Can you think of someone you know with a peanut allergy?  20% of these people will have a life threatening, anaphylactic reaction.  These numbers are scary, but they are real.  Gabriel lives against the odds.  The likelihood of landing each of the separate disorders/syndromes/diseases that he faces is like winning the lotto.  Dangerous allergies and asthma are not so rare.  
Asthma, like a common cold, we dismiss as 'unimportant' because it is so common.  The more often we see something, the more people we know who suffer from something, the less severe we assume it is.  As time goes on, and asthma becomes more and more common, it is becoming more severe.  One in 10 children suffer from asthma, and depending on where you live that number may be higher.  Whether asthma is as rare as landing a jackpot, or as common and finding a heads up penny, it is dangerous.  


The human body is made to run for days without food, if necessary, and to survive for hours without water, in survival situations. No body can survive more than seconds without air.  Digest that for a minute-  If you've never suffered from difficulty breathing, imagine using every muscle to expand your lungs.  A healthy person takes near 6 breaths every minute.  What does fast and heavy breathing feel like?  Exhausting?  Like after a run, or under stress, rapid breathing rates is scary, and physically demanding.  The average asthma patient takes 14 breaths per minute.  14.  That is more than twice that of the healthy lung.  Asthmatic lungs don't just use faster rates, they have less lung capacity, so that they can not breathe as deeply.  Asthmatic airways are 'swollen' feeling, they are narrow and mucosy.  Imagine breathing more than twice your normal rate with what I compare to breathing through a straw.  Asthmatic lungs may be very common, but that should not take away from its importance and severity.  

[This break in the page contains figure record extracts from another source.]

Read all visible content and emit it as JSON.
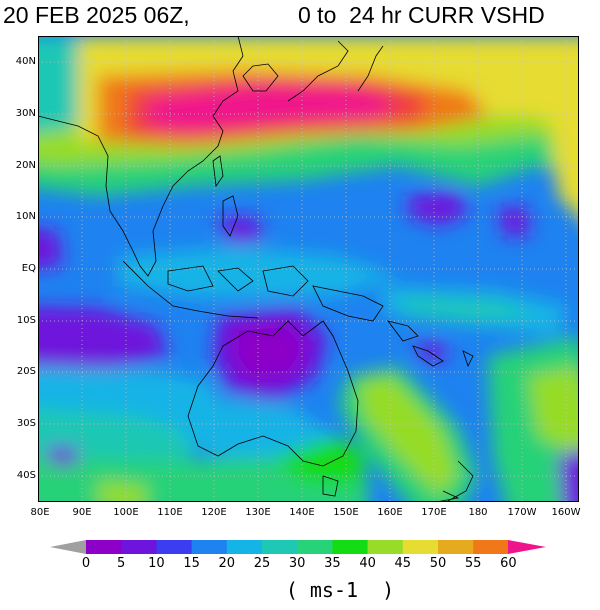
{
  "title": {
    "date": "20 FEB 2025 06Z,",
    "range": "0 to  24 hr CURR VSHD"
  },
  "map": {
    "lat_labels": [
      "40N",
      "30N",
      "20N",
      "10N",
      "EQ",
      "10S",
      "20S",
      "30S",
      "40S"
    ],
    "lon_labels": [
      "80E",
      "90E",
      "100E",
      "110E",
      "120E",
      "130E",
      "140E",
      "150E",
      "160E",
      "170E",
      "180",
      "170W",
      "160W"
    ]
  },
  "colorbar": {
    "ticks": [
      "0",
      "5",
      "10",
      "15",
      "20",
      "25",
      "30",
      "35",
      "40",
      "45",
      "50",
      "55",
      "60"
    ],
    "colors": [
      "#8c00c8",
      "#6e14dc",
      "#3c3cf0",
      "#1e82f0",
      "#14b4e6",
      "#1ec8b4",
      "#28d278",
      "#14dc14",
      "#96dc28",
      "#e6dc32",
      "#e6aa1e",
      "#f07818",
      "#f03c3c",
      "#f0148c"
    ],
    "units": "( ms-1  )"
  }
}
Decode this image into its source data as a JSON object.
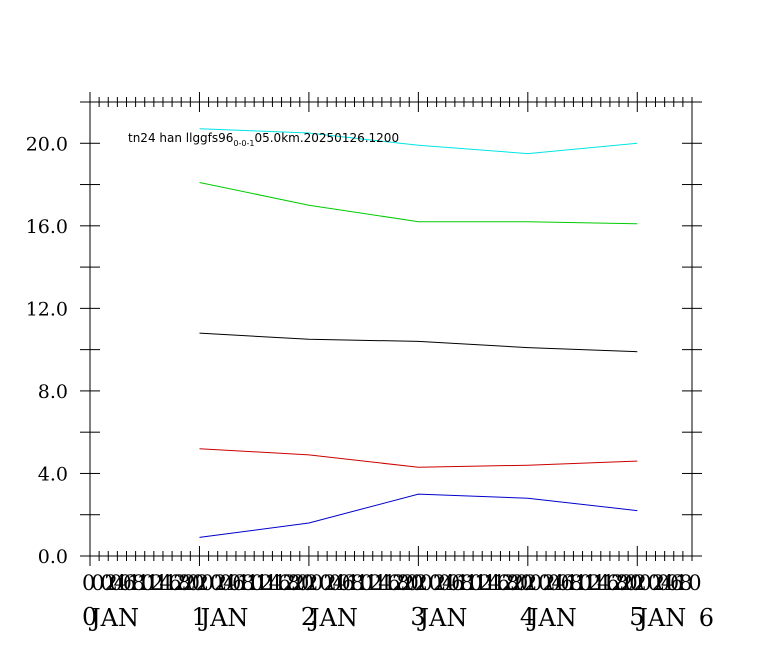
{
  "chart_data": {
    "type": "line",
    "title": "",
    "xlabel": "",
    "ylabel": "",
    "annotation": {
      "prefix": "tn24 han llggfs96",
      "subscript": "0-0-1",
      "suffix": "05.0km.20250126.1200"
    },
    "x": [
      1,
      2,
      3,
      4,
      5
    ],
    "xlim": [
      0,
      5.5
    ],
    "ylim": [
      0,
      22
    ],
    "yticks": [
      0,
      4,
      8,
      12,
      16,
      20
    ],
    "ytick_labels": [
      "0.0",
      "4.0",
      "8.0",
      "12.0",
      "16.0",
      "20.0"
    ],
    "xticks": [
      {
        "x": 0,
        "top": "0",
        "bottom": "JAN"
      },
      {
        "x": 1,
        "top": "1",
        "bottom": "JAN"
      },
      {
        "x": 2,
        "top": "2",
        "bottom": "JAN"
      },
      {
        "x": 3,
        "top": "3",
        "bottom": "JAN"
      },
      {
        "x": 4,
        "top": "4",
        "bottom": "JAN"
      },
      {
        "x": 5,
        "top": "5",
        "bottom": "JAN"
      },
      {
        "x": 5.5,
        "top": "",
        "bottom": "6"
      }
    ],
    "xsub_labels": [
      "0",
      "02",
      "04",
      "06",
      "08",
      "10",
      "12",
      "14",
      "16",
      "18",
      "20",
      "22"
    ],
    "grid": false,
    "series": [
      {
        "color": "#00e5e5",
        "values": [
          20.7,
          20.5,
          19.9,
          19.5,
          20.0
        ]
      },
      {
        "color": "#00cc00",
        "values": [
          18.1,
          17.0,
          16.2,
          16.2,
          16.1
        ]
      },
      {
        "color": "#000000",
        "values": [
          10.8,
          10.5,
          10.4,
          10.1,
          9.9
        ]
      },
      {
        "color": "#cc0000",
        "values": [
          5.2,
          4.9,
          4.3,
          4.4,
          4.6
        ]
      },
      {
        "color": "#0000cc",
        "values": [
          0.9,
          1.6,
          3.0,
          2.8,
          2.2
        ]
      }
    ]
  }
}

My 6 year old sister recently suffered an allergic reaction so severe she could not remember it.  Because of a campfire.  One in ten people suffer from asthma.  Emotions, stress, pets, pollen, cigarette smoke, physical activity, or campfires narrow their airways, fill their lungs with wheezy sounding phlegm, and decrease their lung capacity, and sometimes- for a moment, minute, a few hours, or often for several days- makes keeping their body alive a struggle. 


 Be careful dismissing asthma as something so common and unimportant, as asthma's prevalence and familiarness increases, so does its severity.